Part 24
Note: (Aura and Alex is the same person. Aura is her real name and Alex is her fake name.)
The hospital released Adrian on a quiet morning.
The city outside felt louder than he remembered—cars, cameras, the pulse of fame waiting to swallow him again.
Alex was already there with a car, his schedule printed neatly, and a calm smile that didn't reach his eyes.
"Everything's arranged," Alex said. "Your apartment's been cleaned, security upgraded. You'll be safe."
Safe.
The word landed strangely. Adrian hadn't told anyone about the anonymous sunflowers or the card with Justice blooms.
Back at home, the world looked too perfect.
Every trace of the crash was gone, every reminder replaced by order: new curtains, rearranged shelves, a vase of sunflowers exactly like the ones from the hospital.
He stared at them.
"Did you—bring these?"
Alex glanced over from the tablet.
"They were delivered earlier. I assumed you liked them."
Adrian's pulse stumbled.
He hadn't told anyone. Not even his manager.
In the days that followed, Alex worked quietly, anticipating every need.
The right interviews, the right words to say, the right songs to record once his strength returned.
Almost too right.
Once, when Alex stepped out, Adrian checked the assistant's bag left on the table—inside, a sleek phone with no brand, no carrier logo.
When he pressed the screen, it came alive for a second:
a wallpaper of sunflowers on a dark background,
and a single word at the top—AURA—before it blinked off.
Adrian's hands went cold.
He placed the phone back exactly where it had been.
That night, he couldn't sleep.
The city lights spilled through the window, making the sunflowers seem to glow.
From the next room, he could hear the faint sound of typing—Alex working late again.
He told himself not to overthink it.
He was grateful, wasn't he?
Someone had to rebuild his life.
But then, through the quiet, a voice drifted from the other room—soft, careful, almost affectionate:
"You'll never be alone again."
Adrian froze.
He wasn't sure if she was speaking to someone on the phone—or to him.

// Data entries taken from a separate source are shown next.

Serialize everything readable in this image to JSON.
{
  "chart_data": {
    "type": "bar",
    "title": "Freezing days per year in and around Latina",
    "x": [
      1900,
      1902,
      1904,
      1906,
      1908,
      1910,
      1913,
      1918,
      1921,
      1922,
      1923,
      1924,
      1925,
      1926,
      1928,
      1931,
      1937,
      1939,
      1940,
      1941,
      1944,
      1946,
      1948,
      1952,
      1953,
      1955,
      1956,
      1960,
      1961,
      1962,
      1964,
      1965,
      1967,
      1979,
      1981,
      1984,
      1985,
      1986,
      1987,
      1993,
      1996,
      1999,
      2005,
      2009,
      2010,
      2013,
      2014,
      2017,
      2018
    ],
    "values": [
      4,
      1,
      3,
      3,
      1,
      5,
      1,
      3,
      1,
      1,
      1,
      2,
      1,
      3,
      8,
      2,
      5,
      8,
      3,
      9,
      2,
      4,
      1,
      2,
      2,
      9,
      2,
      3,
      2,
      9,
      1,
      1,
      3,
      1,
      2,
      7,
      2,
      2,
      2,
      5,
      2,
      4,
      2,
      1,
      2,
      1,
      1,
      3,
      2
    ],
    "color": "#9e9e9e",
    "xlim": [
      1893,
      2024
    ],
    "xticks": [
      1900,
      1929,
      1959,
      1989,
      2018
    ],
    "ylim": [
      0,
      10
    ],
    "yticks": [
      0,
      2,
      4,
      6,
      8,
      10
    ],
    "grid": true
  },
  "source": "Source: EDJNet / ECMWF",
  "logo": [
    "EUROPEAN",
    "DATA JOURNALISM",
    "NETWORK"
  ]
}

By morning, Alex was back to her calm, precise self.
She handed him a tablet with his new schedule, smiling slightly.
"You're trending again," she said. "People missed you."
He nodded slowly, watching her eyes as she spoke—steady, unflinching, unreadable.
Somewhere inside him, a quiet realization began to take root.
Whoever Alex really was, she'd already woven herself into every part of his life.
And if he didn't find out the truth soon, he wasn't sure he'd ever be able to untangle it.